I think the novice will have problems understanding the linear algebra although he explains it clearly. However he does cover a lot of ground quickly. I wrote a series of posts on linear algebra 14 years ago when I audited a quantum mechanics course at Smith College, 50 years after I took it the first time. There are 9 posts in all, which will explain why all the subscripts and superscripts are reasonable and natural (even matrix multiplication !). Start here https://luysii.wordpress.com/2010/01/04/linear-algebra-survival-guide-for-quantum-mechanics-i/ and follow the links.
There are no hard differential equations in it. No topology, group theory, number theory, differential geometry etc. etc. This is what Sutskever meant by simple.
The other thing I bring to the book is a lifelong amateur interest in computers since from von Neumann’s work at their very beginning at Penn during World War II, it was apparent to all that they might tell us something about the brain. I had a professional interest in how the brain works as a neurologist and so I followed the ins and outs of attempts to make computers intelligent (and believe me there were tons of them). One of the strengths of the book is its historical approach starting with McCouloch at Illinois and a high school drop out Warren Pitts in 1941, and going to nearly the present. The last reference in the book (copyright 2014) is 2012.
So none of the writing about the brain was new to me as it might be to others. I will say that what he says about the brain is quite accurate.
Along the way you’ll be introduced to the statistics of Penguins, a London Cholera epidemic, who wrote the Federalist papers (Hamilton or Madison), how to tell how much anesthesia is enough and much else. Dr. A. uses them all to bring in the math used to solve these problems, making the math far from dry. His writing is always clear and excellent.

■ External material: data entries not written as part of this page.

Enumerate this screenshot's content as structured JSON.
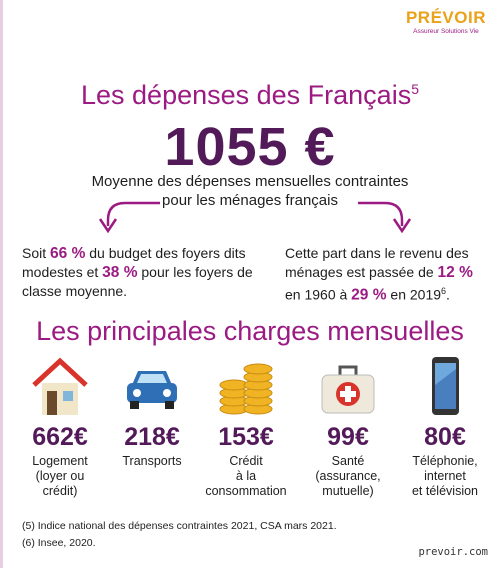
{
  "logo": {
    "brand": "PRÉVOIR",
    "tagline": "Assureur Solutions Vie"
  },
  "header": {
    "title": "Les dépenses des Français",
    "title_note": "5",
    "amount": "1055 €",
    "subtitle_lines": [
      "Moyenne des dépenses mensuelles contraintes",
      "pour les ménages français"
    ]
  },
  "left_text": {
    "parts": [
      "Soit ",
      "66 %",
      " du budget des foyers dits modestes et ",
      "38 %",
      " pour les foyers de classe moyenne."
    ]
  },
  "right_text": {
    "parts": [
      "Cette part dans le revenu des ménages est passée de ",
      "12 %",
      " en 1960 à ",
      "29 %",
      " en 2019"
    ],
    "note": "6",
    "end": "."
  },
  "section_title": "Les principales charges mensuelles",
  "items": [
    {
      "amount": "662€",
      "label_lines": [
        "Logement",
        "(loyer ou",
        "crédit)"
      ]
    },
    {
      "amount": "218€",
      "label_lines": [
        "Transports"
      ]
    },
    {
      "amount": "153€",
      "label_lines": [
        "Crédit",
        "à la",
        "consommation"
      ]
    },
    {
      "amount": "99€",
      "label_lines": [
        "Santé",
        "(assurance,",
        "mutuelle)"
      ]
    },
    {
      "amount": "80€",
      "label_lines": [
        "Téléphonie,",
        "internet",
        "et télévision"
      ]
    }
  ],
  "footnotes": [
    "(5) Indice national des dépenses contraintes 2021, CSA mars 2021.",
    "(6) Insee, 2020."
  ],
  "website": "prevoir.com"
}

You will actually understand the math behind backpropagation (which is how machines learn), neural networks, convolutional networks, self-supervised learning, etc. etc. Even better; at the end, he shows that our theories of machine learning are incomplete, in that phenomena appear (which he describes) when the machines are left to themselves, that shouldn’t happen accoding to theory, in the same way that quantum mechanical phenomena upended classical physics.
So give it a shot. I’m grateful to him for writing the book.